We use essential cookies to make our site work. With your consent, we may also use non-essential cookies to improve user experience and analyze website traffic…

DeepInfra raises $107M Series B to scale the inference cloud — read the announcement

DeepInfra Raises $107M Series B to Scale Inference Infrastructure

Published on 2026.05.04 by Yessen Kanapin

We've Raised $107M to Build the Inference Cloud the AI Era Actually Needs

Today we're announcing $107 million in Series B funding to scale DeepInfra's inference cloud and expand our global capacity. The round is co-led by 500 Global and Georges Harik, with participation from A.Capital Ventures, Crescent Cove, Felicis, NVIDIA, Peak6, Samsung Next, Supermicro, and Upper90.

This is a big moment for our team — but more than that, it's a signal about where AI infrastructure is heading. Since our Series A, we've grown the volume of tokens we process by 25x.

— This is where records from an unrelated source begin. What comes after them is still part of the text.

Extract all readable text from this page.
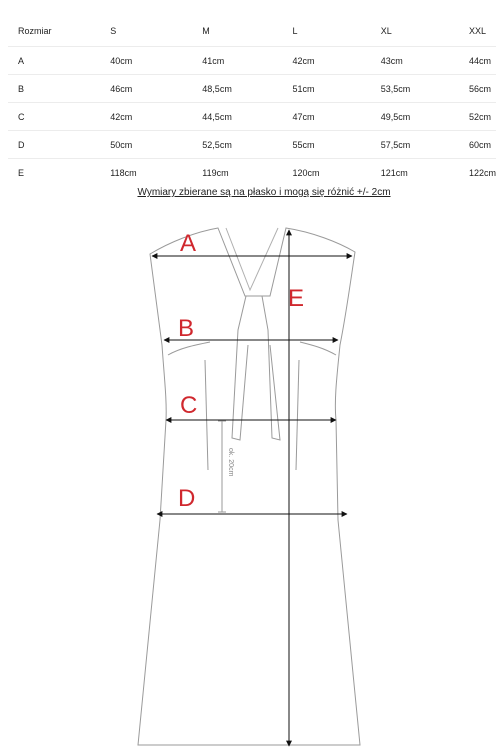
Rozmiar	S	M	L	XL	XXL
A	40cm	41cm	42cm	43cm	44cm
B	46cm	48,5cm	51cm	53,5cm	56cm
C	42cm	44,5cm	47cm	49,5cm	52cm
D	50cm	52,5cm	55cm	57,5cm	60cm
E	118cm	119cm	120cm	121cm	122cm
Wymiary zbierane są na płasko i mogą się różnić +/- 2cm
ok. 20cm
A
B
C
D
E
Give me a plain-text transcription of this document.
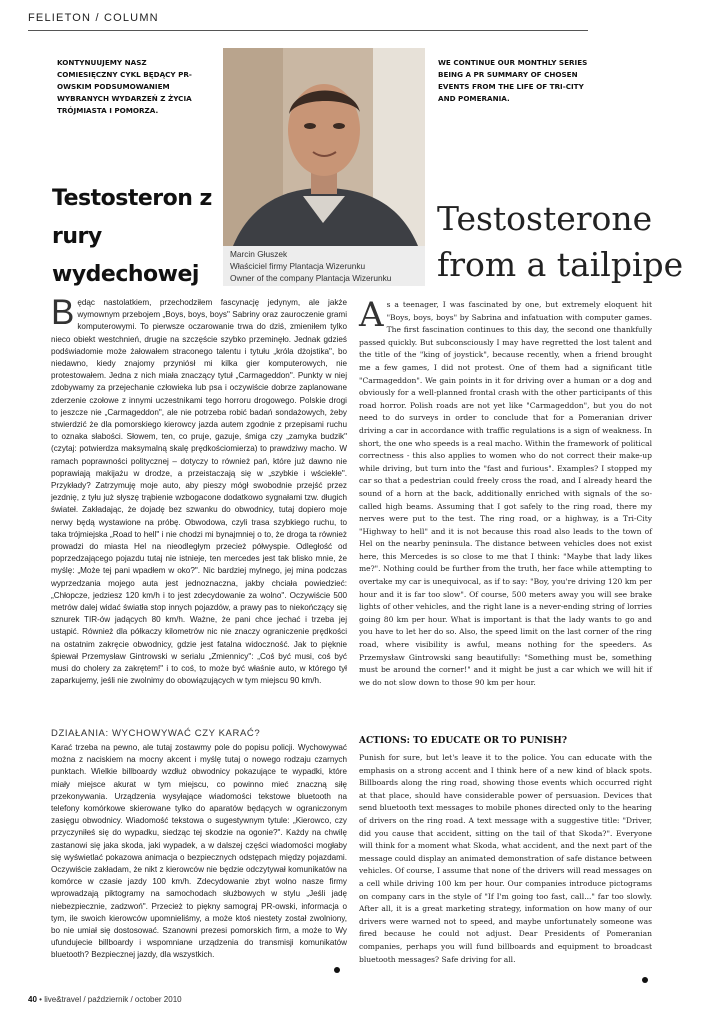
FELIETON / COLUMN
KONTYNUUJEMY NASZ COMIESIĘCZNY CYKL BĘDĄCY PR-OWSKIM PODSUMOWANIEM WYBRANYCH WYDARZEŃ Z ŻYCIA TRÓJMIASTA I POMORZA.
WE CONTINUE OUR MONTHLY SERIES BEING A PR SUMMARY OF CHOSEN EVENTS FROM THE LIFE OF TRI-CITY AND POMERANIA.
Marcin Głuszek
Właściciel firmy Plantacja Wizerunku
Owner of the company Plantacja Wizerunku
Testosteron z rury wydechowej
Testosterone from a tailpipe
Będąc nastolatkiem, przechodziłem fascynację jedynym, ale jakże wymownym przebojem „Boys, boys, boys" Sabriny oraz zauroczenie grami komputerowymi. To pierwsze oczarowanie trwa do dziś, zmieniłem tylko nieco obiekt westchnień, drugie na szczęście szybko przeminęło. Jednak gdzieś podświadomie może żałowałem straconego talentu i tytułu „króla dżojstika", bo niedawno, kiedy znajomy przyniósł mi kilka gier komputerowych, nie protestowałem. Jedna z nich miała znaczący tytuł „Carmageddon". Punkty w niej zdobywamy za przejechanie człowieka lub psa i oczywiście dobrze zaplanowane zderzenie czołowe z innymi uczestnikami tego horroru drogowego. Polskie drogi to jeszcze nie „Carmageddon", ale nie potrzeba robić badań sondażowych, żeby stwierdzić że dla pomorskiego kierowcy jazda autem zgodnie z przepisami ruchu to oznaka słabości. Słowem, ten, co pruje, gazuje, śmiga czy „zamyka budzik" (czytaj: potwierdza maksymalną skalę prędkościomierza) to prawdziwy macho. W ramach poprawności politycznej – dotyczy to również pań, które już dawno nie poprawiają makijażu w drodze, a przeistaczają się w „szybkie i wściekłe". Przykłady? Zatrzymuję moje auto, aby pieszy mógł swobodnie przejść przez jezdnię, z tyłu już słyszę trąbienie wzbogacone dodatkowo sygnałami tzw. długich świateł. Zakładając, że dojadę bez szwanku do obwodnicy, tutaj dopiero moje nerwy będą wystawione na próbę. Obwodowa, czyli trasa szybkiego ruchu, to taka trójmiejska „Road to hell" i nie chodzi mi bynajmniej o to, że droga ta również prowadzi do miasta Hel na nieodległym przecież półwyspie. Odległość od poprzedzającego pojazdu tutaj nie istnieje, ten mercedes jest tak blisko mnie, że myślę: „Może tej pani wpadłem w oko?". Nic bardziej mylnego, jej mina podczas wyprzedzania mojego auta jest jednoznaczna, jakby chciała powiedzieć: „Chłopcze, jedziesz 120 km/h i to jest zdecydowanie za wolno". Oczywiście 500 metrów dalej widać światła stop innych pojazdów, a prawy pas to niekończący się sznurek TIR-ów jadących 80 km/h. Ważne, że pani chce jechać i trzeba jej ustąpić. Również dla półkaczy kilometrów nic nie znaczy ograniczenie prędkości na ostatnim zakręcie obwodnicy, gdzie jest fatalna widoczność. Jak to pięknie śpiewał Przemysław Gintrowski w serialu „Zmiennicy": „Coś być musi, coś być musi do cholery za zakrętem!" i to coś, to może być właśnie auto, w którego tył zaparkujemy, jeśli nie zwolnimy do obowiązujących w tym miejscu 90 km/h.
DZIAŁANIA: WYCHOWYWAĆ CZY KARAĆ?
Karać trzeba na pewno, ale tutaj zostawmy pole do popisu policji. Wychowywać można z naciskiem na mocny akcent i myślę tutaj o nowego rodzaju czarnych punktach. Wielkie billboardy wzdłuż obwodnicy pokazujące te wypadki, które miały miejsce akurat w tym miejscu, co powinno mieć znaczną siłę przekonywania. Urządzenia wysyłające wiadomości tekstowe bluetooth na telefony komórkowe skierowane tylko do aparatów będących w ograniczonym zasięgu obwodnicy. Wiadomość tekstowa o sugestywnym tytule: „Kierowco, czy przyczyniłeś się do wypadku, siedząc tej skodzie na ogonie?". Każdy na chwilę zastanowi się jaka skoda, jaki wypadek, a w dalszej części wiadomości mogłaby się wyświetlać pokazowa animacja o bezpiecznych odstępach między pojazdami. Oczywiście zakładam, że nikt z kierowców nie będzie odczytywał komunikatów na komórce w czasie jazdy 100 km/h. Zdecydowanie zbyt wolno nasze firmy wprowadzają piktogramy na samochodach służbowych w stylu „Jeśli jadę niebezpiecznie, zadzwoń". Przecież to piękny samograj PR-owski, informacja o tym, ile swoich kierowców upomnieliśmy, a może ktoś niestety został zwolniony, bo nie umiał się dostosować. Szanowni prezesi pomorskich firm, a może to Wy ufundujecie billboardy i wspomniane urządzenia do transmisji komunikatów bluetooth? Bezpiecznej jazdy, dla wszystkich.
As a teenager, I was fascinated by one, but extremely eloquent hit "Boys, boys, boys" by Sabrina and infatuation with computer games. The first fascination continues to this day, the second one thankfully passed quickly. But subconsciously I may have regretted the lost talent and the title of the "king of joystick", because recently, when a friend brought me a few games, I did not protest. One of them had a significant title "Carmageddon". We gain points in it for driving over a human or a dog and obviously for a well-planned frontal crash with the other participants of this road horror. Polish roads are not yet like "Carmageddon", but you do not need to do surveys in order to conclude that for a Pomeranian driver driving a car in accordance with traffic regulations is a sign of weakness. In short, the one who speeds is a real macho. Within the framework of political correctness - this also applies to women who do not correct their make-up while driving, but turn into the "fast and furious". Examples? I stopped my car so that a pedestrian could freely cross the road, and I already heard the sound of a horn at the back, additionally enriched with signals of the so-called high beams. Assuming that I got safely to the ring road, there my nerves were put to the test. The ring road, or a highway, is a Tri-City "Highway to hell" and it is not because this road also leads to the town of Hel on the nearby peninsula. The distance between vehicles does not exist here, this Mercedes is so close to me that I think: "Maybe that lady likes me?". Nothing could be further from the truth, her face while attempting to overtake my car is unequivocal, as if to say: "Boy, you're driving 120 km per hour and it is far too slow". Of course, 500 meters away you will see brake lights of other vehicles, and the right lane is a never-ending string of lorries going 80 km per hour. What is important is that the lady wants to go and you have to let her do so. Also, the speed limit on the last corner of the ring road, where visibility is awful, means nothing for the speeders. As Przemysław Gintrowski sang beautifully: "Something must be, something must be around the corner!" and it might be just a car which we will hit if we do not slow down to those 90 km per hour.
ACTIONS: TO EDUCATE OR TO PUNISH?
Punish for sure, but let's leave it to the police. You can educate with the emphasis on a strong accent and I think here of a new kind of black spots. Billboards along the ring road, showing those events which occurred right at that place, should have considerable power of persuasion. Devices that send bluetooth text messages to mobile phones directed only to the hearing of drivers on the ring road. A text message with a suggestive title: "Driver, did you cause that accident, sitting on the tail of that Skoda?". Everyone will think for a moment what Skoda, what accident, and the next part of the message could display an animated demonstration of safe distance between vehicles. Of course, I assume that none of the drivers will read messages on a cell while driving 100 km per hour. Our companies introduce pictograms on company cars in the style of "If I'm going too fast, call..." far too slowly. After all, it is a great marketing strategy, information on how many of our drivers were warned not to speed, and maybe unfortunately someone was fired because he could not adjust. Dear Presidents of Pomeranian companies, perhaps you will fund billboards and equipment to broadcast bluetooth messages? Safe driving for all.
40 • live&travel / październik / october 2010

Inference is the new bottleneck

When we started DeepInfra nearly four years ago, we had a conviction that wasn't yet obvious: inference, not training, would become the dominant driver of enterprise AI workloads. We're now squarely at that inflection point.

Two shifts are colliding at once. Open-source models are reaching parity with proprietary systems, unlocking a new wave of innovation at a fraction of the cost. And agent-based systems are driving continuous, high-volume token demand — a single agentic task can require 50 to 100+ model calls and run nonstop.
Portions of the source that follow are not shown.